I live in Broadstairs on the East Kent coast, near Margate.
The Queen's coming to Margate today. She's going to see a naked couple snogging.
A lot has changed since I left London and moved here, in 2003. People said I was mad. Maybe I was but moving here wasn't. When I lived in Peckham everyone who I worked with at the BBC said I was mad. Maybe I was but living in Peckham wasn't. They lived in Acton and Ealing and Chiswick and Richmond. Media people lived in West London. I didn't. I had lived in South East London since leaving university. So had many of my close friends. I loved it. Still do.
Watching the riot police exercise their horses along a deserted Rye Lane in Peckham on a Sunday morning, from the window of my flat above the Job Centre in 1985, wasn't everyone's idea of "location, location, location". But it was home to me. Some friends had kindly offered me a room to rent and so that's where I ended up. But that's also where I stayed for the next 18 years. Not in the same flat (I'm not mad) - but other flats around South East London - eventually settling in a terraced house back in Peckham.

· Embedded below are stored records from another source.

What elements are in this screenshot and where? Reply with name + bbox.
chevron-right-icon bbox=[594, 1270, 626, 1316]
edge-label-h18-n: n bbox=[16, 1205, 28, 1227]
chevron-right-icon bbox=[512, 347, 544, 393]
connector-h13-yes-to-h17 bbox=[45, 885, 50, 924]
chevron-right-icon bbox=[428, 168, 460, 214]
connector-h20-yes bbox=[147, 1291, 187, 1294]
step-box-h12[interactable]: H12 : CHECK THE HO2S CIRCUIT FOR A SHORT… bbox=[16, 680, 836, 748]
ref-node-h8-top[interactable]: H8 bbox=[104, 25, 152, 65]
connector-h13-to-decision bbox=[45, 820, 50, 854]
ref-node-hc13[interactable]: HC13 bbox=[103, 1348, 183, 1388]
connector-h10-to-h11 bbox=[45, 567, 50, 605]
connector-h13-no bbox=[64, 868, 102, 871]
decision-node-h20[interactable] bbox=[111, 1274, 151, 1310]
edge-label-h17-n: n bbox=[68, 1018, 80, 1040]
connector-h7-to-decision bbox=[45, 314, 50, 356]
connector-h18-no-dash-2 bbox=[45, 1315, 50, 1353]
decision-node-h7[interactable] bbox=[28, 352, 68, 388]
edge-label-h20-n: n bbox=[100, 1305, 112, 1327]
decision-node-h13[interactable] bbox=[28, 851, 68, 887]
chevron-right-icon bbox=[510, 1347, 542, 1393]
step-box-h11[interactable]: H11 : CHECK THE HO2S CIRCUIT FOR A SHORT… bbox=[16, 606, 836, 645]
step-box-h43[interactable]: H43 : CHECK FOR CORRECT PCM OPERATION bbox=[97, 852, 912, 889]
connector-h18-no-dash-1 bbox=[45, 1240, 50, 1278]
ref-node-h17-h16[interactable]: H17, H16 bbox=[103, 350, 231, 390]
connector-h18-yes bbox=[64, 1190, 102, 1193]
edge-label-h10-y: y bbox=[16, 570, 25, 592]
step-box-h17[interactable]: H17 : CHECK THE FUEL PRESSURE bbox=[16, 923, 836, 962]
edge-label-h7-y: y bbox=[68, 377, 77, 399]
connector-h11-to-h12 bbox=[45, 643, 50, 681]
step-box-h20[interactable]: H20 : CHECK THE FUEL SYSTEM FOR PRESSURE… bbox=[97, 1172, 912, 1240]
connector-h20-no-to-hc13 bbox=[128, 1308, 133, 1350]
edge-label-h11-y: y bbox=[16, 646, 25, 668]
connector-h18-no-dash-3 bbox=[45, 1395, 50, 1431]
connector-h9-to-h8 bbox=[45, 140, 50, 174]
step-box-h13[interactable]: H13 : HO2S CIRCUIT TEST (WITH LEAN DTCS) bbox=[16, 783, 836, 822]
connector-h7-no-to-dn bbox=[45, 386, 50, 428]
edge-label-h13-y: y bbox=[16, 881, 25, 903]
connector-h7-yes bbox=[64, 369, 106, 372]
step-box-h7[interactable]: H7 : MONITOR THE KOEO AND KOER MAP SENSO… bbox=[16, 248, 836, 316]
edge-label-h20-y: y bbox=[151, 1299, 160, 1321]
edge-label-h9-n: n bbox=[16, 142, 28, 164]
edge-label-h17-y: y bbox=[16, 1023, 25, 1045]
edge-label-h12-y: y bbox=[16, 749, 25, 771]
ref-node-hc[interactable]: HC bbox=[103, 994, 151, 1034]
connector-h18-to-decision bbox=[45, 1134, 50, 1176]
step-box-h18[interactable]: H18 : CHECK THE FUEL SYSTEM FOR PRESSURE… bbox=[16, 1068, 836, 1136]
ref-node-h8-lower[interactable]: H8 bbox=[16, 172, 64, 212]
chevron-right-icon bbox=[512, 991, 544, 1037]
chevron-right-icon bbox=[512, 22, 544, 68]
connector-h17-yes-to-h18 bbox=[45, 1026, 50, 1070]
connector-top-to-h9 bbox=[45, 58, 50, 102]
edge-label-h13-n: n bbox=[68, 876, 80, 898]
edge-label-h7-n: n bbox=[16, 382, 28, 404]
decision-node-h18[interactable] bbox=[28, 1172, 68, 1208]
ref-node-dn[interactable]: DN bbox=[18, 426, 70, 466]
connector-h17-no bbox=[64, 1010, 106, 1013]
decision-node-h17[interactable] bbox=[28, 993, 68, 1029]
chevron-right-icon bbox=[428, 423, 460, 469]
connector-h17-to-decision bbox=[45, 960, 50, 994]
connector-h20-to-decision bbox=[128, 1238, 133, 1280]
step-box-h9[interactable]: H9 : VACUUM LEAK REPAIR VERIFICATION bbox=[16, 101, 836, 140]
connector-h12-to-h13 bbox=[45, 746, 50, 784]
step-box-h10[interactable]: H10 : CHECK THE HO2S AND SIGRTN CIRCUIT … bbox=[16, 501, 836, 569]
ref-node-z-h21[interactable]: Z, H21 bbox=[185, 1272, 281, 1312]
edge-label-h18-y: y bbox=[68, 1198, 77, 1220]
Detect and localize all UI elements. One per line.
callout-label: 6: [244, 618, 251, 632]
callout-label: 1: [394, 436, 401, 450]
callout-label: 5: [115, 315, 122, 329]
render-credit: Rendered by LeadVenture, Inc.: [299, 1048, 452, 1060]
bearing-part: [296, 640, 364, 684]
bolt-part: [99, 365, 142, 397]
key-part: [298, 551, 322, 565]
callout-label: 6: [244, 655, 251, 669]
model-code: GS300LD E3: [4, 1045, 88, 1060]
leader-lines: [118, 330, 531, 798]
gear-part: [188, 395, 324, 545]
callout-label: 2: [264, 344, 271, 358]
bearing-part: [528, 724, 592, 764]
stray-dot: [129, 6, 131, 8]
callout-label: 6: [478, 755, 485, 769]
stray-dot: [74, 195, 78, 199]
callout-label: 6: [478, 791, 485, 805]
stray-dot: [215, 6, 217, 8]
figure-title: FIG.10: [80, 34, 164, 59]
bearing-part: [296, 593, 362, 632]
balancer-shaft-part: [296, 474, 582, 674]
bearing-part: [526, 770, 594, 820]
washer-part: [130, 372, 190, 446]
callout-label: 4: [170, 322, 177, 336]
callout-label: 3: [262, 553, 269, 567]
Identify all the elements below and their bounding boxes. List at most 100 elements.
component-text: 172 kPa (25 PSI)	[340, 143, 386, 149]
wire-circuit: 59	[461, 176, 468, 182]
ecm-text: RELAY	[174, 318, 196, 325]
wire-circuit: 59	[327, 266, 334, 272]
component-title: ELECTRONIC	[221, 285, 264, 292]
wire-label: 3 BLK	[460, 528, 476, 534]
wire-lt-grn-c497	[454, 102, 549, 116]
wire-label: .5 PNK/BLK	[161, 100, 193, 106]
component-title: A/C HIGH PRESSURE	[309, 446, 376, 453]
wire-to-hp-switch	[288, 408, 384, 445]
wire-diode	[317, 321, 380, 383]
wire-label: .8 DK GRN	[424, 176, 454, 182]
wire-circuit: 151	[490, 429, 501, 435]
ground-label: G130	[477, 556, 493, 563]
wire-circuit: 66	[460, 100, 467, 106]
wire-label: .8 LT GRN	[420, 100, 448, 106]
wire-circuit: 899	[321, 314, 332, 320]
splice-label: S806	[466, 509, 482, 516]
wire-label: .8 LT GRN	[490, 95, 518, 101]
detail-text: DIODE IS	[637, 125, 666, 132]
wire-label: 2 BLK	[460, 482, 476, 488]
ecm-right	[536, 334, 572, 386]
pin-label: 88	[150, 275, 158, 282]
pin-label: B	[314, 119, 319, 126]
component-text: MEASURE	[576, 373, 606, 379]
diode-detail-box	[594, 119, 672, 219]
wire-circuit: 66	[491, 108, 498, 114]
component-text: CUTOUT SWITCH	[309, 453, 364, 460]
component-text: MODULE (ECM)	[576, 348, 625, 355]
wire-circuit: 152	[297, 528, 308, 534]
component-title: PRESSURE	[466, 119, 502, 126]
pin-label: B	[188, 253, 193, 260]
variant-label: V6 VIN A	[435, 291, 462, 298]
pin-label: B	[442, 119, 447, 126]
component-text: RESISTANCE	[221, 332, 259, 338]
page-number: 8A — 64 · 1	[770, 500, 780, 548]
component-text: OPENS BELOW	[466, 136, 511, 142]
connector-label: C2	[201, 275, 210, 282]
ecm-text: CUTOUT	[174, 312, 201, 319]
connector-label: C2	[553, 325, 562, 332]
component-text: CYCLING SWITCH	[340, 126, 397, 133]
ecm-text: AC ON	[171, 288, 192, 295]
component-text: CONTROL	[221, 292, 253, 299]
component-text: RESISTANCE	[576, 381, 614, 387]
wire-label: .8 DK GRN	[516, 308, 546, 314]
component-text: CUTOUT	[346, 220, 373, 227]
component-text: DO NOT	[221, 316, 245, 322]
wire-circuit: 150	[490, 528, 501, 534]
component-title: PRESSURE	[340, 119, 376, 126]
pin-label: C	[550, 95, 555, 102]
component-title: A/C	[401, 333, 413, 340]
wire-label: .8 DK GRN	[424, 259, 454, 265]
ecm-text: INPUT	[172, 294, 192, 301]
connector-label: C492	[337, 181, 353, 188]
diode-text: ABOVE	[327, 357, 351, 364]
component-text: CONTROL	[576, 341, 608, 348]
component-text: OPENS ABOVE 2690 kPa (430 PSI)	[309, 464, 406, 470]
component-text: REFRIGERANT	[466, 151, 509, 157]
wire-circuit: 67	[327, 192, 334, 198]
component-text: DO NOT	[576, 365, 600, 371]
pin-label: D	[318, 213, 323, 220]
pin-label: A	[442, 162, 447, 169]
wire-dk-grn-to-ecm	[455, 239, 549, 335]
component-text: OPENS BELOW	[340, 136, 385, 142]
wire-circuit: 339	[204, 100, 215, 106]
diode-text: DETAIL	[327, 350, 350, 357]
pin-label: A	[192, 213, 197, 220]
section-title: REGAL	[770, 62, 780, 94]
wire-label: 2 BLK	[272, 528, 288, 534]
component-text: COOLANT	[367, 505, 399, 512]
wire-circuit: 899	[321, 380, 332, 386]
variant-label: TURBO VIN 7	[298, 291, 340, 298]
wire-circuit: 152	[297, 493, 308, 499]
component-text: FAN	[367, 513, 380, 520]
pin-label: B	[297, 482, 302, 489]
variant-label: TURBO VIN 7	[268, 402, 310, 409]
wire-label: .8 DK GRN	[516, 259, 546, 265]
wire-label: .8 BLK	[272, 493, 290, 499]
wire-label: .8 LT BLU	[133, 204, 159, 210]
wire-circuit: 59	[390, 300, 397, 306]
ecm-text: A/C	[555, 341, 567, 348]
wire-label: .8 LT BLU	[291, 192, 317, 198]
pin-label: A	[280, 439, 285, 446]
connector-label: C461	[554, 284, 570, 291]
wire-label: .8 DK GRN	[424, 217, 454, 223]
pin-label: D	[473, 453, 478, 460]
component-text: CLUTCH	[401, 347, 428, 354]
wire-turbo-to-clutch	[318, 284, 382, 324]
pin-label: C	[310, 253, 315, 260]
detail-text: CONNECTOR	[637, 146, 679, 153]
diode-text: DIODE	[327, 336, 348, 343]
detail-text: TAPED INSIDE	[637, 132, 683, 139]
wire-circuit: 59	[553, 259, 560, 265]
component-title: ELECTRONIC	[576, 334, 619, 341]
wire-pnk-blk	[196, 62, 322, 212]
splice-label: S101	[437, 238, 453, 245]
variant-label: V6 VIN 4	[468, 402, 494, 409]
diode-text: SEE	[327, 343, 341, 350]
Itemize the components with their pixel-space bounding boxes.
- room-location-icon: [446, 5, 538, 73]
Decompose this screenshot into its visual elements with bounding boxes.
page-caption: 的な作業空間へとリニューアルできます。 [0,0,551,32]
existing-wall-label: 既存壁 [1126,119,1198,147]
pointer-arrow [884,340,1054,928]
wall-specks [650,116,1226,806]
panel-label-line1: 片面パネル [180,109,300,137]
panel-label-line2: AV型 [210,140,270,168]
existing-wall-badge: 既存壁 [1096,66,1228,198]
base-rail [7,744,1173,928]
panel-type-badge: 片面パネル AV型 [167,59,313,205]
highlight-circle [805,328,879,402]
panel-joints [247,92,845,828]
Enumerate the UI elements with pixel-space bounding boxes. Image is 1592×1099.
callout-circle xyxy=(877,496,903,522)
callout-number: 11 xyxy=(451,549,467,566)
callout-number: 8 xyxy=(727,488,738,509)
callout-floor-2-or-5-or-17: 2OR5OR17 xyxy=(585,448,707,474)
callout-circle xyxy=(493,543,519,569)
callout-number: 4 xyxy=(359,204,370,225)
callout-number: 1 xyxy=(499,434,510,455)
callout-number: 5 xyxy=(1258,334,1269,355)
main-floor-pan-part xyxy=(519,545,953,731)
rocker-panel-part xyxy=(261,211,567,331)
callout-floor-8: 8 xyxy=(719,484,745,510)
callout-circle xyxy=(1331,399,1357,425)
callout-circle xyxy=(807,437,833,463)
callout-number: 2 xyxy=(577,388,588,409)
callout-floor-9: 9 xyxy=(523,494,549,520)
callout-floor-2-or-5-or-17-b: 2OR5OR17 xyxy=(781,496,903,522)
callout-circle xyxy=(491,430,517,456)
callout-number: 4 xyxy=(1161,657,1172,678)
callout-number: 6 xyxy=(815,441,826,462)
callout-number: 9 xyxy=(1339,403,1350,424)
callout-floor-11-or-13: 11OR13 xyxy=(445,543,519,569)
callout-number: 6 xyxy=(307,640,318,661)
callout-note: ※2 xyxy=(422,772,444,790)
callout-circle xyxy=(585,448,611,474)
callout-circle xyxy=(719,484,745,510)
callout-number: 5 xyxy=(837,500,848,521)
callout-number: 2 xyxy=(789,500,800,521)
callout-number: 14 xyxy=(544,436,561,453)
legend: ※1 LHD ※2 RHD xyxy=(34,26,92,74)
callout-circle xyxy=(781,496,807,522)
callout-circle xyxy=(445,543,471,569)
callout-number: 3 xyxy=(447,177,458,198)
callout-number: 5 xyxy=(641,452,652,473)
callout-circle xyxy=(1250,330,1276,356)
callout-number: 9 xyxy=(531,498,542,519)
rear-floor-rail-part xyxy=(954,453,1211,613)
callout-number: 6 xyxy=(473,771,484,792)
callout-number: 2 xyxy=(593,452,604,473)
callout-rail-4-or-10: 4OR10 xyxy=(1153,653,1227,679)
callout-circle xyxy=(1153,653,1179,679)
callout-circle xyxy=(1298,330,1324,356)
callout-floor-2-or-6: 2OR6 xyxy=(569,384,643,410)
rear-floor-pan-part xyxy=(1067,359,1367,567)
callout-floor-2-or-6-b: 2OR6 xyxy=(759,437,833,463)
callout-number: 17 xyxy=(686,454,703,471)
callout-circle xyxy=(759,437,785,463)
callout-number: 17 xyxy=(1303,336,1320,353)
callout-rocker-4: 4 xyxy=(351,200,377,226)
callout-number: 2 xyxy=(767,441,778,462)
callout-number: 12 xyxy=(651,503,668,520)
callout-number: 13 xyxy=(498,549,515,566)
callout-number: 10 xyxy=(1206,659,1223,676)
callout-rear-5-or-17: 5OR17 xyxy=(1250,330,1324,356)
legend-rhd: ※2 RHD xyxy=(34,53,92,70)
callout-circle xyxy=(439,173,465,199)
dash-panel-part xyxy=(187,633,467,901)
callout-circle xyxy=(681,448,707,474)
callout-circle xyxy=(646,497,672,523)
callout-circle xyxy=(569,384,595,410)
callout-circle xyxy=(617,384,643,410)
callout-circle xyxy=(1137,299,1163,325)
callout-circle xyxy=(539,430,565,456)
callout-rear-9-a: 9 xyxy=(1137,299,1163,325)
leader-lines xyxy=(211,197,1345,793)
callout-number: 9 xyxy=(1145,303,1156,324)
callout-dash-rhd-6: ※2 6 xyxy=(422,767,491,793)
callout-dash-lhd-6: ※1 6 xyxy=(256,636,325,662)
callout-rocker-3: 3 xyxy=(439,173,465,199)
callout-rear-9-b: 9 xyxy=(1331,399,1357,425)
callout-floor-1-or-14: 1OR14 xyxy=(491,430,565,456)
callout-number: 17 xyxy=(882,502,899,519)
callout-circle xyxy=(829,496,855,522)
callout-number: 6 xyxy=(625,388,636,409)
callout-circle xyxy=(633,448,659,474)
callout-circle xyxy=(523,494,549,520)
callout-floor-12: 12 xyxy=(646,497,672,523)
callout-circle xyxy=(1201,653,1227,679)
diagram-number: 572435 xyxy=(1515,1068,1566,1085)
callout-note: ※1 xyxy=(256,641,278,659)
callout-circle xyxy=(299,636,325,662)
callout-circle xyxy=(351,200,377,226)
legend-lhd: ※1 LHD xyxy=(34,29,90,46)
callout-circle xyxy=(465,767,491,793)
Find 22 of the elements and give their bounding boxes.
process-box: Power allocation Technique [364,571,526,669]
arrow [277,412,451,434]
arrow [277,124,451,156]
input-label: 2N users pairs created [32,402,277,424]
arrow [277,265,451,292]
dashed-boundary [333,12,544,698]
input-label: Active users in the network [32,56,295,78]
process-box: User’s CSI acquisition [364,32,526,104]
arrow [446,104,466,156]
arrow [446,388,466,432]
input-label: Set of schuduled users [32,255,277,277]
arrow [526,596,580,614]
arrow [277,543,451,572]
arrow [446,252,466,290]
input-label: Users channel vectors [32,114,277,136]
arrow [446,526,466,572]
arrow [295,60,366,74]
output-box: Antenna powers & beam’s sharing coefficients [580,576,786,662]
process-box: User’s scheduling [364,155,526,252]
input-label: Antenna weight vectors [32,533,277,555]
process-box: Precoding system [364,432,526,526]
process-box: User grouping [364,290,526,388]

I lived in the Peckham house when I got married. My twin daughters were born there. So was my eldest son. Life had changed for me. And life had changed in Peckham. Media people lived there now too. Down the road, East Dulwich was media city. You can't move for media people in Peckham and East Dulwich these days. Queuing for their free range, organic, meat flavoured hair products. Shopping for their sun dried; wind cured, oak smoked toilet rolls. Pushing their balsamic sprinkled toddler buggies with their caramelised, sugar-free toddlers inside. I love it. I just can't afford it. This particular corner of South East London changed - big time. As Take That once sang, everything changes. As Paul Young once sang, everything must change. Ch.Ch.Ch Changes. The BBC is moving from Shepherds Bush to Salford. Literally, Media City. That's one hell of a daily commute from West London. Who's mad now then?
Moving away from London had nothing to do with the old cliché about being tired of life. I wasn't tired of life. I loved life. I still do. I loved London. I still do. But I love my new home as well. It wasn't all easy at first. Not long after we arrived in Broadstairs my daughter said a little too loudly in public, "I really miss the South Bank". We quickly shoved a coat over her head, bundled her into the back of our car and drove away at speed, to avoid being stoned to death by local residents. But she soon got over it. It wasn't difficult. There were national treasures here too. We had swapped the South Bank for East Kent. We had the swapped the Thames River for the English Channel, London's leafy parks for sun kissed (sometimes) sandy beaches and we had swapped the museums and art galleries for...um...well...er...the Ramsgate Motor Museum?
Sadly even the Motor Museum eventually closed - along with the Smuggler Museum in Broadstairs (if you can call a collection of scary shop window dummies with beards, a museum) and the Model Village. All gone. But as well as the losses there have been some gains. Useful new shops. Interesting bars and restaurants. A faster train journey. The Old Town in Margate has been transformed. And this year the Turner Contemporary opened in Margate too. A proper art gallery for the area and one which rivals anything of its kind in London. A taxi driver told me it's a waste of money. Then he told me that he'd never been.
The current exhibition Nothing in the World But Youth is excellent. Bright, brash, busy and bulging with bags to see and do.
You can listen to my audio contribution here by the way
http://www.turnercontemporary.org/media-channel/audio
But there's proper stuff too. Hockney, Warhol and Blake are there. Peter Blake was there in person last month and he signed my Stanley Road cover. My marvellous moment of Mod 'n' Margate . Turner is there of course and incredibly - something that would have seemed so unlikely during our first summer living in Broadstairs, when my kids were tearing round the windowless motor museum, high on petrol fumes - so is a breathtaking sculpture by Rodin - The Kiss. And funnily enough - it's much larger than you think. Larger than those coffee table book photographs. Larger than life. Two great big naked marble giants snogging. And today The Queen will visit and she will see them.
I took the kids on a bike ride along the cliff tops towards Margate once and I saw a couple snogging in a car. Well, actually I think they were more than snogging, so I encouraged the kids to cycle past quickly, pointing out to sea at a non-existent item of interest to distract them. It's the seaside. You expect that kind of thing in a region steeped in the traditions of Kiss Me Quick. But I didn't expect a Rodin to be just down the road.